Being able to predict what will sell (and avoid what won’t) is the dream of all buyers. If you can avoid stocking the poor sellers – then you can also cut down on waste, and that means profits will increase.
Over the past few years there has been considerable excitement over the potential of big data for retailers, and there have been great advances in demand forecasting by extrapolating today’s sales and using this to predict what will sell tomorrow (and move stock to the right stores accordingly). Add a sprinkle of data science and you can even account for the weather, day of the week it is and whether it’s just after payday. Companies such as Blue Yonder excel in this space but according to David Courtier-Dutton, CEO of SoundOut, this is too little, too late; they are simply reducing the negative impact of the original buying mistakes.
Courtier-Dutton believes the elephant in the room remains the inability of buyers to predict what will and won’t sell – if they got that right they could transform their bottom line profits. Zara is perhaps the closest to achieving this via its ‘just in time’ approach to production where actual sales in store trigger in season production runs – and as a result Zara’s net margins are almost double that of the competition.
But a new age may be dawning – and it is coming from a surprising place – the music industry…
“For a number of years the industry has been pre-testing songs with online panels of millions of reviewers to ensure they release the strongest singles for their artists. This is very similar to creating, for example, a fashion range – making sure the best sellers make it into production and the dogs don’t. As the market leader in music testing we’re now moving into retail and seeing some dramatic results.” says Courtier-Dutton of SoundOut.
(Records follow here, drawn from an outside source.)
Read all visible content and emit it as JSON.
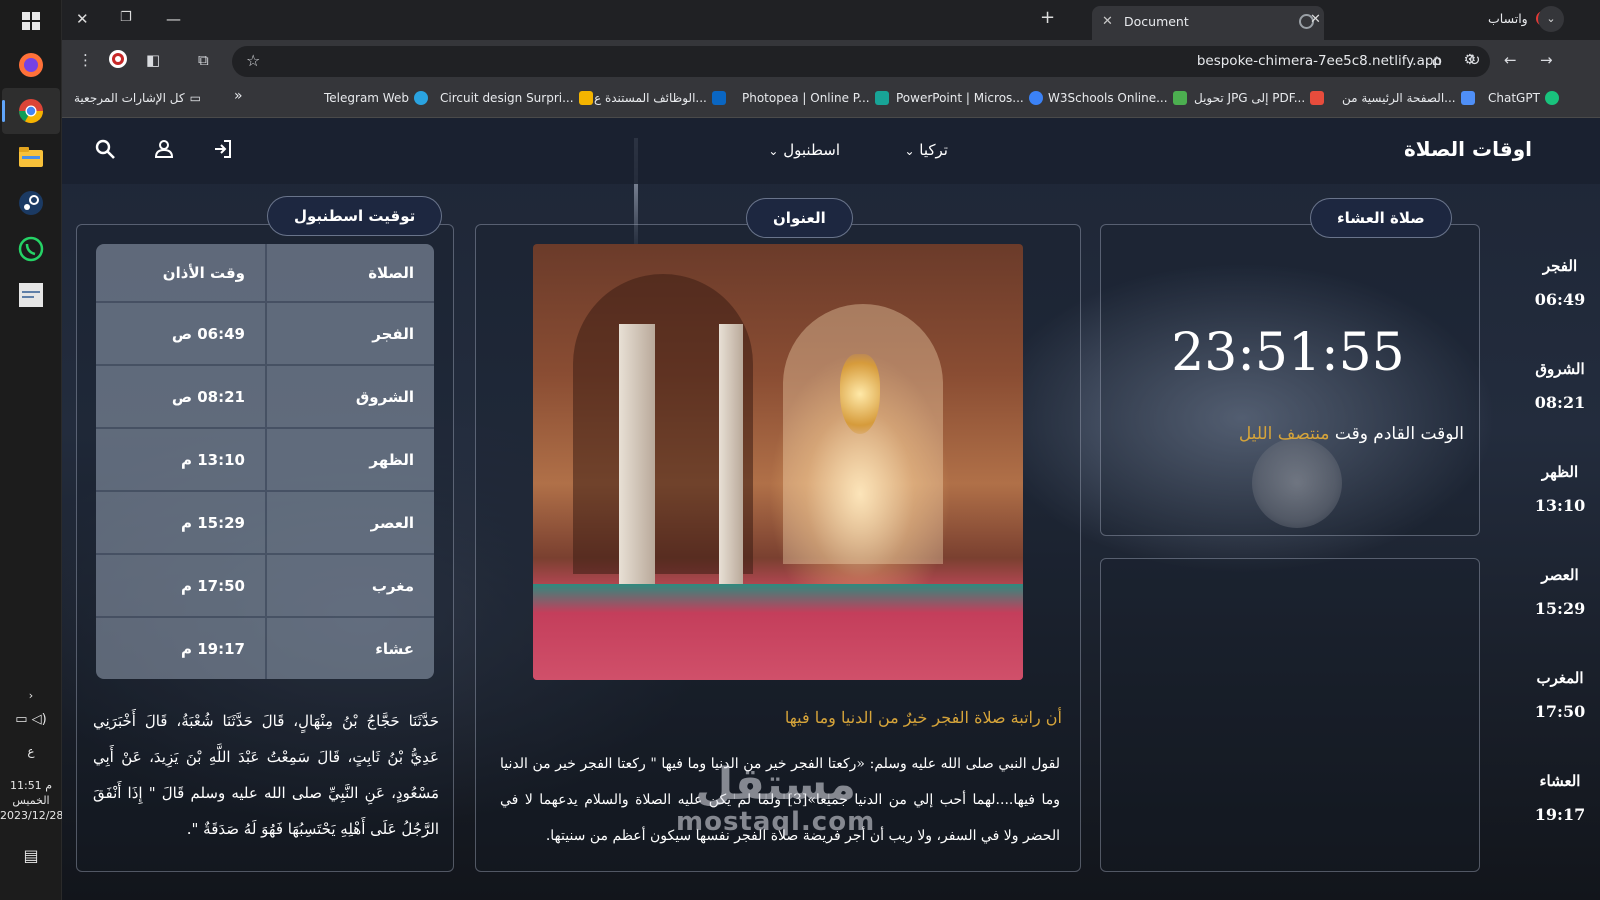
{
  "taskbar": {
    "clock_time": "11:51 م",
    "clock_day": "الخميس",
    "clock_date": "2023/12/28",
    "language": "ع"
  },
  "browser": {
    "tab_title": "Document",
    "whatsapp_tab": "واتساب",
    "url": "bespoke-chimera-7ee5c8.netlify.app",
    "bookmarks": [
      "ChatGPT",
      "الصفحة الرئيسية من...",
      "تحويل JPG إلى PDF...",
      "W3Schools Online...",
      "PowerPoint | Micros...",
      "Photopea | Online P...",
      "الوظائف المستندة ع...",
      "Circuit design Surpri...",
      "Telegram Web"
    ],
    "all_bookmarks": "كل الإشارات المرجعية",
    "bookmark_colors": [
      "#19c37d",
      "#4f8ff7",
      "#e74c3c",
      "#4caf50",
      "#3b82f6",
      "#18a497",
      "#0a66c2",
      "#f4b400",
      "#2aa3e0"
    ]
  },
  "header": {
    "title": "اوقات الصلاة",
    "country": "تركيا",
    "city": "اسطنبول"
  },
  "left": {
    "pill": "توقيت اسطنبول",
    "table_head": {
      "prayer": "الصلاة",
      "time": "وقت الأذان"
    },
    "rows": [
      {
        "name": "الفجر",
        "time": "06:49 ص"
      },
      {
        "name": "الشروق",
        "time": "08:21 ص"
      },
      {
        "name": "الظهر",
        "time": "13:10 م"
      },
      {
        "name": "العصر",
        "time": "15:29 م"
      },
      {
        "name": "مغرب",
        "time": "17:50 م"
      },
      {
        "name": "عشاء",
        "time": "19:17 م"
      }
    ],
    "hadith": "حَدَّثَنَا حَجَّاجُ بْنُ مِنْهَالٍ، قَالَ حَدَّثَنَا شُعْبَةُ، قَالَ أَخْبَرَنِي عَدِيُّ بْنُ ثَابِتٍ، قَالَ سَمِعْتُ عَبْدَ اللَّهِ بْنَ يَزِيدَ، عَنْ أَبِي مَسْعُودٍ، عَنِ النَّبِيِّ صلى الله عليه وسلم قَالَ \" إِذَا أَنْفَقَ الرَّجُلُ عَلَى أَهْلِهِ يَحْتَسِبُهَا فَهُوَ لَهُ صَدَقَةٌ \"."
  },
  "middle": {
    "pill": "العنوان",
    "article_title": "أن راتبة صلاة الفجر خيرٌ من الدنيا وما فيها",
    "article_body": "لقول النبي صلى الله عليه وسلم: «ركعتا الفجر خير من الدنيا وما فيها \" ركعتا الفجر خير من الدنيا وما فيها....لهما أحب إلي من الدنيا جميعا»[3] ولما لم يكن عليه الصلاة والسلام يدعهما لا في الحضر ولا في السفر، ولا ريب أن أجر فريضة صلاة الفجر نفسها سيكون أعظم من سنيتها.",
    "watermark_ar": "مستقل",
    "watermark_en": "mostaql.com"
  },
  "right": {
    "pill": "صلاة العشاء",
    "clock": "23:51:55",
    "next_prefix": "الوقت القادم وقت",
    "next_value": "منتصف الليل",
    "side": [
      {
        "name": "الفجر",
        "time": "06:49"
      },
      {
        "name": "الشروق",
        "time": "08:21"
      },
      {
        "name": "الظهر",
        "time": "13:10"
      },
      {
        "name": "العصر",
        "time": "15:29"
      },
      {
        "name": "المغرب",
        "time": "17:50"
      },
      {
        "name": "العشاء",
        "time": "19:17"
      }
    ]
  }
}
SoundOut, based in Reading, has a ‘hit’ rate of over 80% when predicting where a new track will peak in the charts. And the 2million strong online reviewer base are just as good at predicting retail. Recent testing with a major accessories distributor saw the reviewers correctly categorising best and worst sellers with over 80% accuracy, leading to a dramatic reduction in unsold stock over a six month period.
But assuming retailers can optimize their range selection, buyers are still left with the decision of where to price each item and how deep to buy. This is the true holy grail of retailing.
“To address this challenge, at SoundOut we pulled in a team of data scientists – PhD and Masters students from the University of London and have, for the past nine months, been applying advanced machine learning technologies to train predictive models on historic data for a major UK retailer. By feeding in SoundOut review data, reviewer price expectations, the actual retail price and historic sales data for groups of items, they trained prediction models to forecast how many units of any new style would sell at any given price. Once the models are trained, the retailer simply tests samples with the SoundOut review panel (a three day process), and the prediction model then tells them what and how deep to buy.” explains Courtier-Dutton.
The system periodically retrains itself as new sales data becomes available and gets smarter and smarter over time. It is still early days, but the model works as well with lamps and bedding as it does with fashion. Even the earliest models show a 15% improvement in forecasting accuracy – and this is just scratching the surface of what will be possible.
People who write Christmas lists are rarely disappointed on Christmas day – similarly asking your customers what they want before you buy it for them beats guessing what they might like.